Obesity has been shown to be a risk factor for first atrial fibrillation (AF), but whether it is associated with progression from paroxysmal to permanent AF is unknown.


In this longitudinal cohort study, Olmsted County, MN residents confirmed to have developed paroxysmal AF during 1980-2000 were identified and followed passively to 2006. The interrelationships of body mass index (BMI), left atrial (LA) size, and progression to permanent AF were analysed. Of a total of 3248 patients (mean age 71 +/- 15 years; 54% men) diagnosed with paroxysmal AF, 557 (17%) progressed to permanent AF (unadjusted incidence, 36/1000 person-years) over a median follow-up period of 5.1 years (interquartile range 1.2-9.4). Adjusting for age and sex, BMI independently predicted the progression to permanent AF (hazard ratio, HR 1.04, CI 1.03-1.06; P < 0.0001).

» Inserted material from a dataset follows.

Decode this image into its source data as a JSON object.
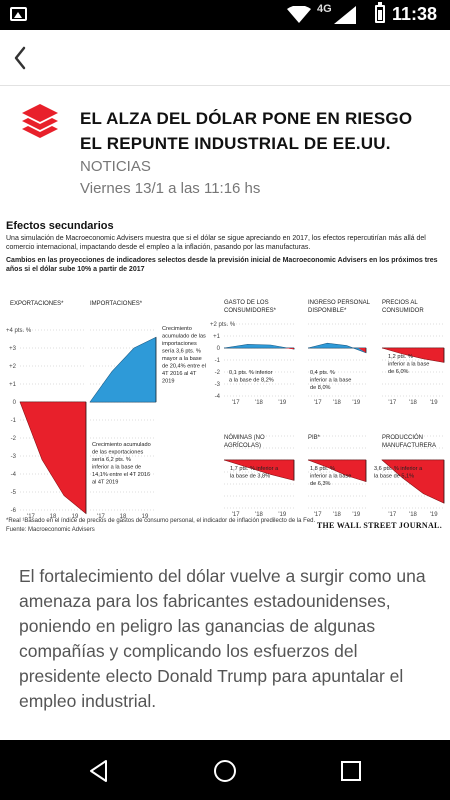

Compared with normal BMI (18.5-24.9 kg/m(2)), obesity (30-34.9 kg/m(2)) and severe obesity (>or=35 kg/m(2)) were associated with increased risk for progression [HR 1.54 (CI 1.2-2.0; P = 0.0004) and 1.87 (CI 1.4-2.5; P < 0.0001, respectively)]. BMI remained highly significant even after multiple adjustments. In the subgroup with echocardiographic assessment (n = 744), LA volume was incremental to BMI for independent prediction of progression after multiple adjustments, and did not weaken the association between BMI and progression to permanent AF (HR 1.04; CI 1.02-1.05; P < 0.0001).


There was a graded risk relationship between BMI and progression from paroxysmal to permanent AF. This relationship was not weakened by LA volume, which was independent of and incremental to BMI for the prediction of progression to permanent AF.